Hi Emilio,
It can be achieved with some work with a 2-step flow.
First, check this part of the documentation.
So, following this, I took a concrete example with a simple object called "Author", having 2 properties (first and last name).
I define an XSD schema for it, assuming you already have one for your object, but this is just for the demo :
HTML Code:
<?xml version="1.0" encoding="UTF-8"?>
<xsd:schema targetNamespace="http://com.authors/batch"
xmlns:xsd="http://www.w3.org/2001/XMLSchema" xmlns="http://com.authors/batch"

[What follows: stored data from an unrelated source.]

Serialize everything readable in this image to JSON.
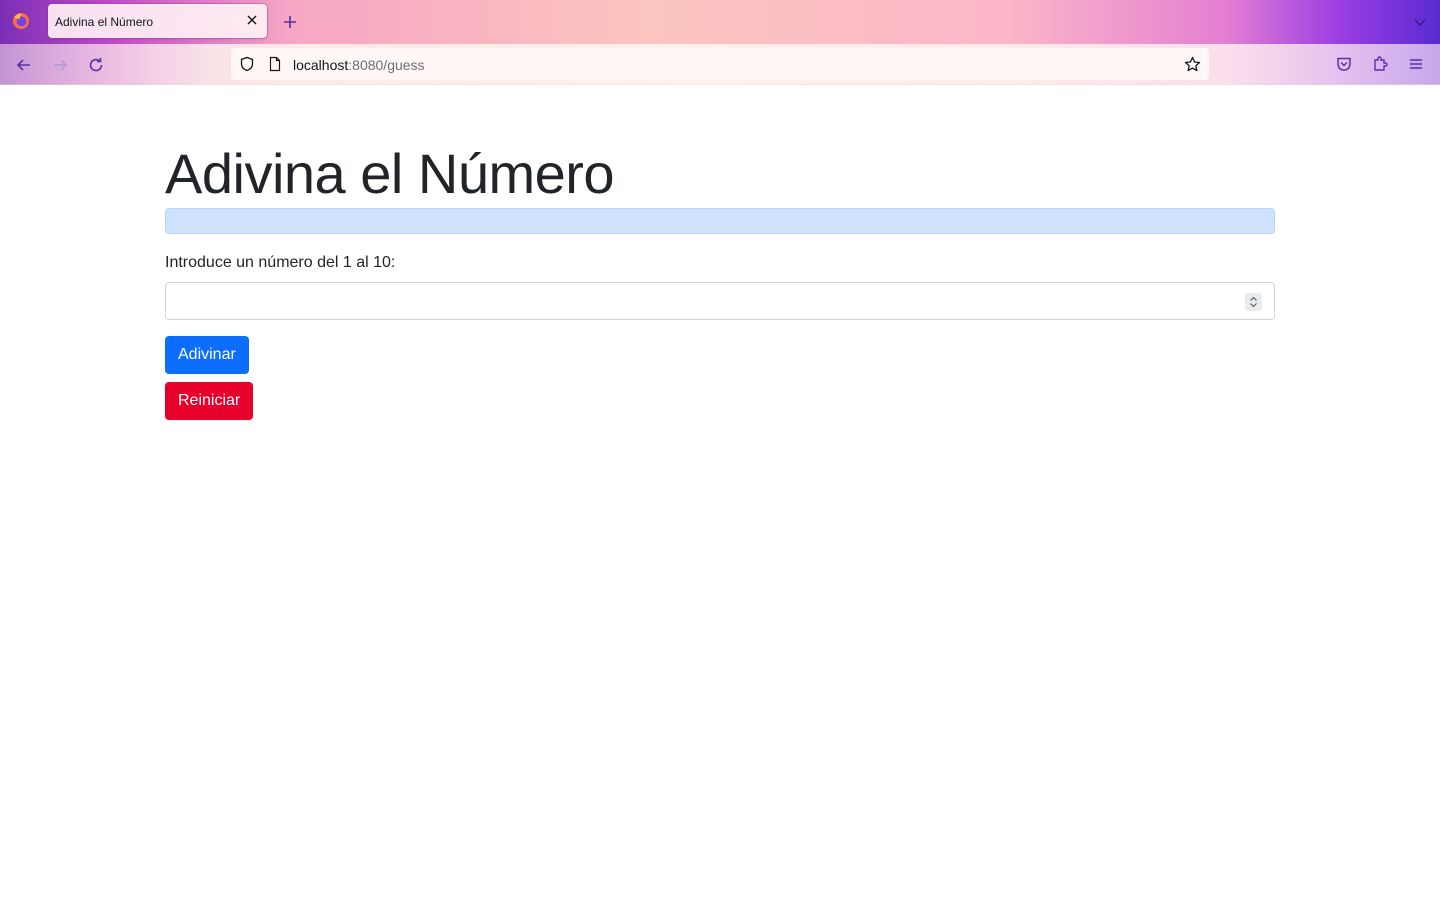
{
  "browser": {
    "tab_title": "Adivina el Número",
    "url_host": "localhost",
    "url_path": ":8080/guess"
  },
  "page": {
    "heading": "Adivina el Número",
    "alert_text": "",
    "input_label": "Introduce un número del 1 al 10:",
    "input_value": "",
    "guess_button": "Adivinar",
    "reset_button": "Reiniciar"
  },
  "colors": {
    "primary": "#0d6efd",
    "danger": "#e8002d",
    "alert_bg": "#cfe2ff"
  },
  "icons": [
    "firefox-logo-icon",
    "close-icon",
    "plus-icon",
    "chevron-down-icon",
    "back-arrow-icon",
    "forward-arrow-icon",
    "reload-icon",
    "shield-icon",
    "page-icon",
    "star-icon",
    "pocket-icon",
    "extensions-icon",
    "hamburger-menu-icon"
  ]
}
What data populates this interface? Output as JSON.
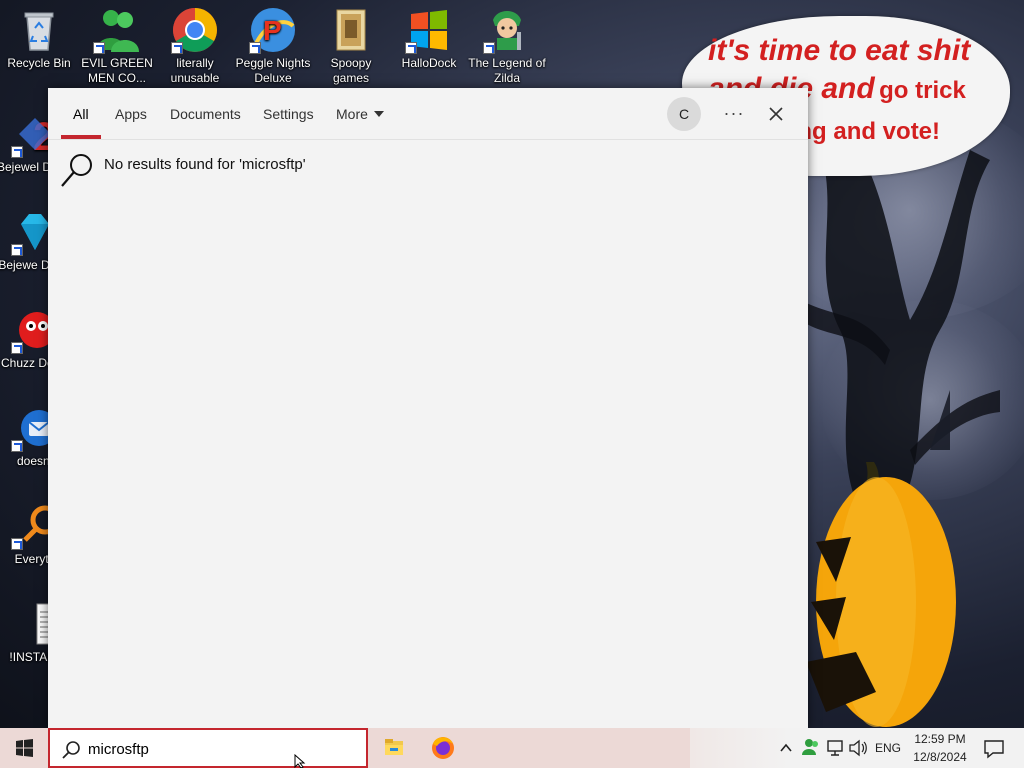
{
  "desktop": {
    "top_row": [
      {
        "label": "Recycle Bin",
        "icon": "recycle-bin-icon"
      },
      {
        "label": "EVIL GREEN MEN CO...",
        "icon": "green-people-icon"
      },
      {
        "label": "literally unusable",
        "icon": "chrome-icon"
      },
      {
        "label": "Peggle Nights Deluxe",
        "icon": "peggle-icon"
      },
      {
        "label": "Spoopy games",
        "icon": "folder-icon"
      },
      {
        "label": "HalloDock",
        "icon": "windows-logo-icon"
      },
      {
        "label": "The Legend of Zilda",
        "icon": "zilda-icon"
      }
    ],
    "left_column": [
      {
        "label": "Bejewel Delux",
        "icon": "bejeweled-2-icon"
      },
      {
        "label": "Bejewe Delux",
        "icon": "diamond-icon"
      },
      {
        "label": "Chuzz Delux",
        "icon": "chuzzle-icon"
      },
      {
        "label": "doesnt",
        "icon": "thunderbird-icon"
      },
      {
        "label": "Everyth",
        "icon": "everything-icon"
      },
      {
        "label": "!INSTALL",
        "icon": "text-file-icon"
      }
    ]
  },
  "wallpaper": {
    "bubble_line1": "it's time to eat shit",
    "bubble_line2a": "and die and",
    "bubble_line2b": "go trick",
    "bubble_line3": "or treating and vote!"
  },
  "search_window": {
    "tabs": [
      {
        "label": "All",
        "active": true
      },
      {
        "label": "Apps",
        "active": false
      },
      {
        "label": "Documents",
        "active": false
      },
      {
        "label": "Settings",
        "active": false
      },
      {
        "label": "More",
        "active": false
      }
    ],
    "avatar_letter": "C",
    "more_options": "···",
    "no_results_message": "No results found for 'microsftp'"
  },
  "taskbar": {
    "search_value": "microsftp",
    "language": "ENG",
    "time": "12:59 PM",
    "date": "12/8/2024"
  },
  "colors": {
    "accent": "#c4262e",
    "window_bg": "#f3f3f3",
    "taskbar_bg": "#ecd9d6",
    "bubble_text": "#d32020"
  }
}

elementFormDefault="qualified" attributeFormDefault="unqualified">
<xsd:element name="Authors">
<xsd:complexType>
<xsd:sequence>
<xsd:element ref="Author" maxOccurs="unbounded"/>
</xsd:sequence>
</xsd:complexType>
</xsd:element>
<xsd:element name="Author">
<xsd:complexType>
<xsd:sequence>
<xsd:element name="FirstName" type="xsd:string" />
<xsd:element name="LastName" type="xsd:string" />
</xsd:sequence>
</xsd:complexType>
</xsd:element>
</xsd:schema>
Also, I will take a sample input file, like this :
HTML Code:
<?xml version="1.0" encoding="UTF-8"?>
<Authors xmlns="http://com.authors/batch">
<Author>
<FirstName>Chopin</FirstName>
<LastName>Kate</LastName>
</Author>
<Author>
<FirstName>London</FirstName>
<LastName>Jack</LastName>
</Author>
</Authors>
You then generate the classes from the XSD. They will be in package com.authors.batch.domain in my example.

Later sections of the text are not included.